Sunday 21 October 2012

The pumpkin patch

Sunday 21st October

Call us naive, but we thought that pumpkins were pretty much pumpkins and that there were bigger ones for carving and marginally smaller ones for eating.  How very wrong we were!  The season of Fall, which will culminate with Thanksgiving, has seen a positive proliferation of gourds of all shapes and sizes springing up wherever you look.  There are huge ones balanced on hay bales at the end of drives.  There are carved ones springing up along drives.  There are towers of them balanced around doorways like bay trees to welcome you.  There are gooseneck ones artfully curving around mail boxes and fences.  There are green ones, white ones, orange ones, knobby ones, smooth ones, small ones, large ones, stripy ones, spotty ones - in fact it is fair to say - it is gourd - tastic.

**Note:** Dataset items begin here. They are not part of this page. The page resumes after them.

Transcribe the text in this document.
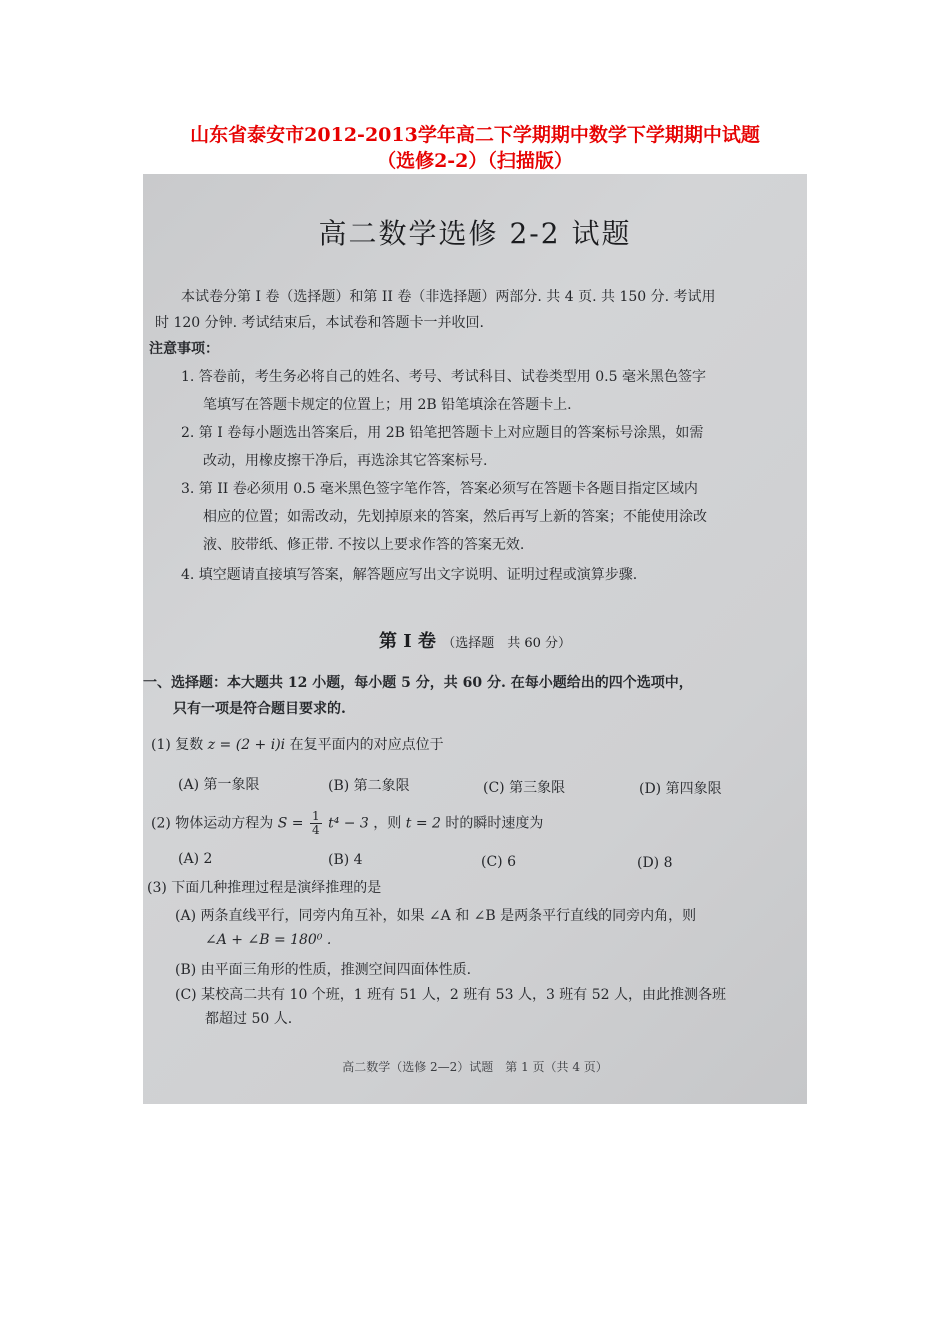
山东省泰安市2012-2013学年高二下学期期中数学下学期期中试题
（选修2-2）（扫描版）
高二数学选修 2-2 试题
本试卷分第 I 卷（选择题）和第 II 卷（非选择题）两部分. 共 4 页. 共 150 分. 考试用
时 120 分钟. 考试结束后，本试卷和答题卡一并收回.
注意事项：
1. 答卷前，考生务必将自己的姓名、考号、考试科目、试卷类型用 0.5 毫米黑色签字
笔填写在答题卡规定的位置上；用 2B 铅笔填涂在答题卡上.
2. 第 I 卷每小题选出答案后，用 2B 铅笔把答题卡上对应题目的答案标号涂黑，如需
改动，用橡皮擦干净后，再选涂其它答案标号.
3. 第 II 卷必须用 0.5 毫米黑色签字笔作答，答案必须写在答题卡各题目指定区域内
相应的位置；如需改动，先划掉原来的答案，然后再写上新的答案；不能使用涂改
液、胶带纸、修正带. 不按以上要求作答的答案无效.
4. 填空题请直接填写答案，解答题应写出文字说明、证明过程或演算步骤.
第 I 卷 （选择题　共 60 分）
一、选择题：本大题共 12 小题，每小题 5 分，共 60 分. 在每小题给出的四个选项中，
只有一项是符合题目要求的.
(1) 复数 z = (2 + i)i 在复平面内的对应点位于
(A) 第一象限	(B) 第二象限	(C) 第三象限	(D) 第四象限
(2) 物体运动方程为 $S = \frac{1}{4} t^4 - 3$ ，则 t = 2 时的瞬时速度为
(A) 2	(B) 4	(C) 6	(D) 8
(3) 下面几种推理过程是演绎推理的是
(A) 两条直线平行，同旁内角互补，如果 ∠A 和 ∠B 是两条平行直线的同旁内角，则
∠A + ∠B = 180⁰ .
(B) 由平面三角形的性质，推测空间四面体性质.
(C) 某校高二共有 10 个班，1 班有 51 人，2 班有 53 人，3 班有 52 人，由此推测各班
都超过 50 人.
高二数学（选修 2—2）试题　第 1 页（共 4 页）
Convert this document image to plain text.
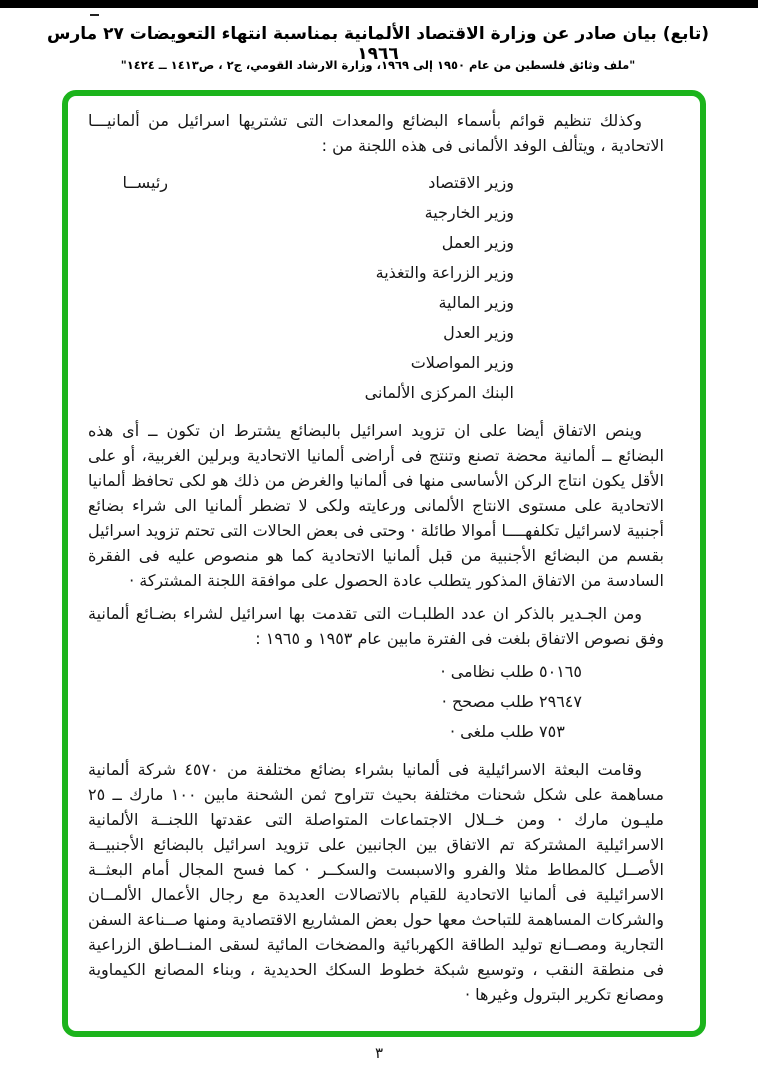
(تابع) بيان صادر عن وزارة الاقتصاد الألمانية بمناسبة انتهاء التعويضات ٢٧ مارس ١٩٦٦
"ملف وثائق فلسطين من عام ١٩٥٠ إلى ١٩٦٩، وزارة الارشاد القومي، ج٢ ، ص١٤١٣ ــ ١٤٢٤"

وكذلك تنظيم قوائم بأسماء البضائع والمعدات التى تشتريها اسرائيل من ألمانيـــا الاتحادية ، ويتألف الوفد الألمانى فى هذه اللجنة من :

وزير الاقتصاد
رئيســا
وزير الخارجية
وزير العمل
وزير الزراعة والتغذية
وزير المالية
وزير العدل
وزير المواصلات
البنك المركزى الألمانى

وينص الاتفاق أيضا على ان تزويد اسرائيل بالبضائع يشترط ان تكون ــ أى هذه البضائع ــ ألمانية محضة تصنع وتنتج فى أراضى ألمانيا الاتحادية وبرلين الغربية، أو على الأقل يكون انتاج الركن الأساسى منها فى ألمانيا والغرض من ذلك هو لكى تحافظ ألمانيا الاتحادية على مستوى الانتاج الألمانى ورعايته ولكى لا تضطر ألمانيا الى شراء بضائع أجنبية لاسرائيل تكلفهــــا أموالا طائلة · وحتى فى بعض الحالات التى تحتم تزويد اسرائيل بقسم من البضائع الأجنبية من قبل ألمانيا الاتحادية كما هو منصوص عليه فى الفقرة السادسة من الاتفاق المذكور يتطلب عادة الحصول على موافقة اللجنة المشتركة ·

ومن الجـدير بالذكر ان عدد الطلبـات التى تقدمت بها اسرائيل لشراء بضـائع ألمانية وفق نصوص الاتفاق بلغت فى الفترة مابين عام ١٩٥٣ و ١٩٦٥ :

٥٠١٦٥ طلب نظامى ·
٢٩٦٤٧ طلب مصحح ·
٧٥٣ طلب ملغى ·

وقامت البعثة الاسرائيلية فى ألمانيا بشراء بضائع مختلفة من ٤٥٧٠ شركة ألمانية مساهمة على شكل شحنات مختلفة بحيث تتراوح ثمن الشحنة مابين ١٠٠ مارك ــ ٢٥ مليـون مارك · ومن خــلال الاجتماعات المتواصلة التى عقدتها اللجنــة الألمانية الاسرائيلية المشتركة تم الاتفاق بين الجانبين على تزويد اسرائيل بالبضائع الأجنبيــة الأصــل كالمطاط مثلا والفرو والاسبست والسكــر · كما فسح المجال أمام البعثــة الاسرائيلية فى ألمانيا الاتحادية للقيام بالاتصالات العديدة مع رجال الأعمال الألمــان والشركات المساهمة للتباحث معها حول بعض المشاريع الاقتصادية ومنها صــناعة السفن التجارية ومصــانع توليد الطاقة الكهربائية والمضخات المائية لسقى المنــاطق الزراعية فى منطقة النقب ، وتوسيع شبكة خطوط السكك الحديدية ، وبناء المصانع الكيماوية ومصانع تكرير البترول وغيرها ·

٣
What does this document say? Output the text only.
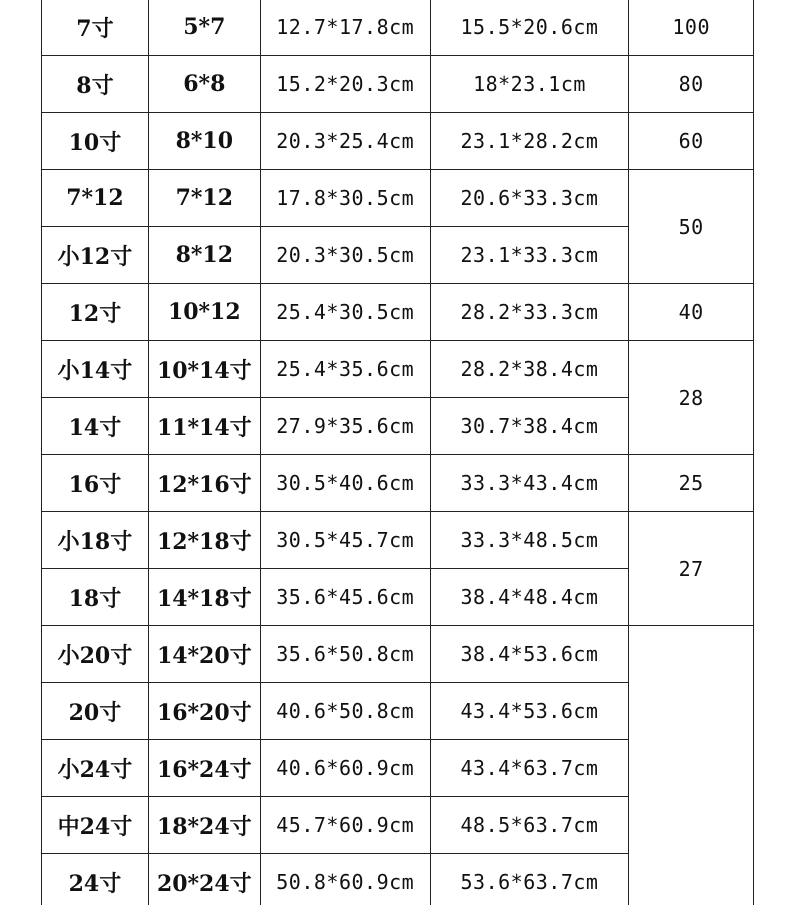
7寸	5*7	12.7*17.8cm	15.5*20.6cm	100
8寸	6*8	15.2*20.3cm	18*23.1cm	80
10寸	8*10	20.3*25.4cm	23.1*28.2cm	60
7*12	7*12	17.8*30.5cm	20.6*33.3cm	50
小12寸	8*12	20.3*30.5cm	23.1*33.3cm	
12寸	10*12	25.4*30.5cm	28.2*33.3cm	40
小14寸	10*14寸	25.4*35.6cm	28.2*38.4cm	28
14寸	11*14寸	27.9*35.6cm	30.7*38.4cm	
16寸	12*16寸	30.5*40.6cm	33.3*43.4cm	25
小18寸	12*18寸	30.5*45.7cm	33.3*48.5cm	27
18寸	14*18寸	35.6*45.6cm	38.4*48.4cm	
小20寸	14*20寸	35.6*50.8cm	38.4*53.6cm	
20寸	16*20寸	40.6*50.8cm	43.4*53.6cm	
小24寸	16*24寸	40.6*60.9cm	43.4*63.7cm	
中24寸	18*24寸	45.7*60.9cm	48.5*63.7cm	
24寸	20*24寸	50.8*60.9cm	53.6*63.7cm	
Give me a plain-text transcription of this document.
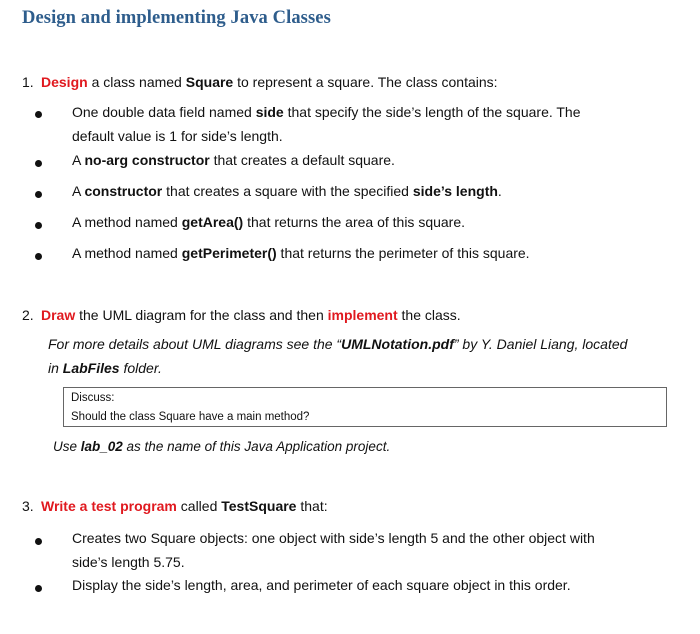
Design and implementing Java Classes
1. Design a class named Square to represent a square. The class contains:
One double data field named side that specify the side’s length of the square. The
default value is 1 for side’s length.
A no-arg constructor that creates a default square.
A constructor that creates a square with the specified side’s length.
A method named getArea() that returns the area of this square.
A method named getPerimeter() that returns the perimeter of this square.
2. Draw the UML diagram for the class and then implement the class.
For more details about UML diagrams see the “UMLNotation.pdf” by Y. Daniel Liang, located
in LabFiles folder.
Discuss:
Should the class Square have a main method?
Use lab_02 as the name of this Java Application project.
3. Write a test program called TestSquare that:
Creates two Square objects: one object with side’s length 5 and the other object with
side’s length 5.75.
Display the side’s length, area, and perimeter of each square object in this order.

Eager to join in the gourd fun, we headed to the attractively named Milky Way farm (http://www.milkywayfarm.com/) to visit their pumpkin patch and choose our own.  The farm is set in rolling countryside which was all very reminiscent of the home counties.  We started with a foray into the maize maze and spent a pleasant half an hour lost among the tall stalks entertained by the farming quiz.  A short stroll across fields to the pumpkin patch, and we were in gourd heaven selecting from hundreds of pumpkins.  A lot of discussion - not one which was bruised, not one which was too elongated, not one which was too scarred - finally two suitable carvers were chosen and a novelty "peanut" pumpkin for the mantelpiece.   We loaded our pumpkins into the hay wagon and headed back to the farm.  Much drier than last time we visited a pumpkin patch 3 years ago!

The day was topped off by ice-cram from the creamery.  In my opinion it is the best ice-cream so far on this side of the Atlantic although the grown ups were marginally let down by choosing the seasonal pumpkin (which of course really meant cinnamon).  Delicious peanut butter caramel, rocky road and coconut though (what is it with the children and coconut flavoured ice-cream?).  We will definitely be back for that again.

I am still not sure how I feel about the environmental impact of all these gourds - surely the land could / should have been used for growing food?  I can't deny though that the houses do all look great.